During their time in Salem, the Barhytes developed Willamette Valley Mustard, which began selling well with farmer’s markets up and down the I-5 corridor. In 2009, they introduced the Saucy Mama line, which includes wing sauces, stuffed olives, mustards, marinades, and salad dressings like Apple Honey Vinaigrette, Four Leaf Balsamic, and Poblano Ranch. Suzie’s Organics started appearing in 2015 after they received their USDA Certified Organic seal.
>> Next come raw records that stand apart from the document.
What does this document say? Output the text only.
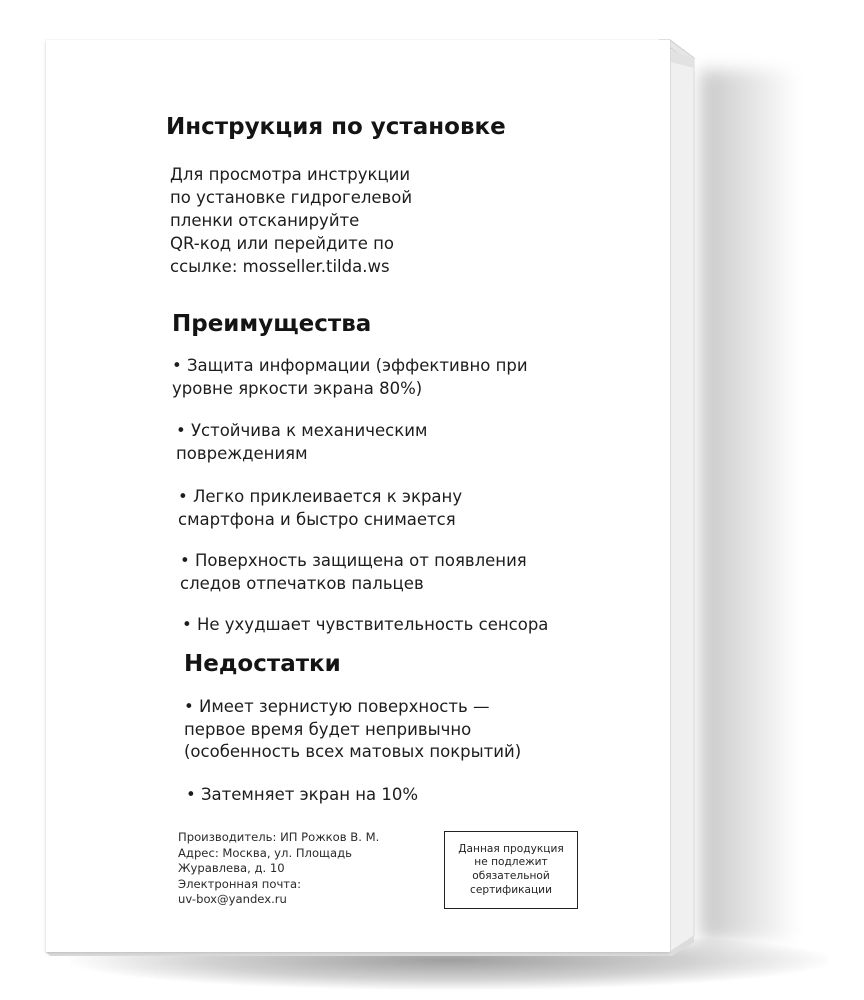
Инструкция по установке
Для просмотра инструкции
по установке гидрогелевой
пленки отсканируйте
QR-код или перейдите по
ссылке: mosseller.tilda.ws
Преимущества
• Защита информации (эффективно при
уровне яркости экрана 80%)
• Устойчива к механическим
повреждениям
• Легко приклеивается к экрану
смартфона и быстро снимается
• Поверхность защищена от появления
следов отпечатков пальцев
• Не ухудшает чувствительность сенсора
Недостатки
• Имеет зернистую поверхность —
первое время будет непривычно
(особенность всех матовых покрытий)
• Затемняет экран на 10%
Производитель: ИП Рожков В. М.
Адрес: Москва, ул. Площадь
Журавлева, д. 10
Электронная почта:
uv-box@yandex.ru
Данная продукция
не подлежит
обязательной
сертификации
“The concept of Suzie’s was to be a pantry brand,” says Chris. “Instead of a gourmet line or specialty, we wanted something that was things you have in your cupboard no matter what. Essential pantry items.”
You can still peruse all of the specialty items still available on their website, where you’ll also see the dozen varieties that have won over eighty awards, but the pantry staples of Suzie’s Organics have been another big hit for the company.
Many businesses during the pandemic saw difficulties with decreased restaurant sales. The Barhytes took a hit with supply chain and distribution troubles just like most other companies in the last few years. The way through those challenges has been the continued focus on essential and delicious items for the home kitchen. An influx of people working from home and eating out less were new home cooks who could discover the Barhyte brands, whether they wanted comforting familiarity or something with a kick.
New Projects, Same Goals
There will always be new recipes to explore at Barhyte Specialty Foods. The latest endeavor is their entry into the hard seltzer market with Suzie’s Organic Hard Seltzer, available in fourteen varieties including the six of the “Loaded Series” with 9% abv. You can find it in several grocery stores in Oregon, but the best bet is the “Finder” tool on the website that can help you pinpoint the location of that Mountain Pack or Beach Pack you want to enjoy on your next camping trip.
Excited as they are to break new ground, the Barhytes still seem proud to have kept their roots as an Oregon business known for making good food even more delicious.
Yes, product development is important, Suzie agrees, but the mission of Barhyte Specialty Foods sounds a lot like it must have when they first started bottling their mustard for deli customers. What matters to her? “Making meals more flavorful, and for the home cook, making it easier.”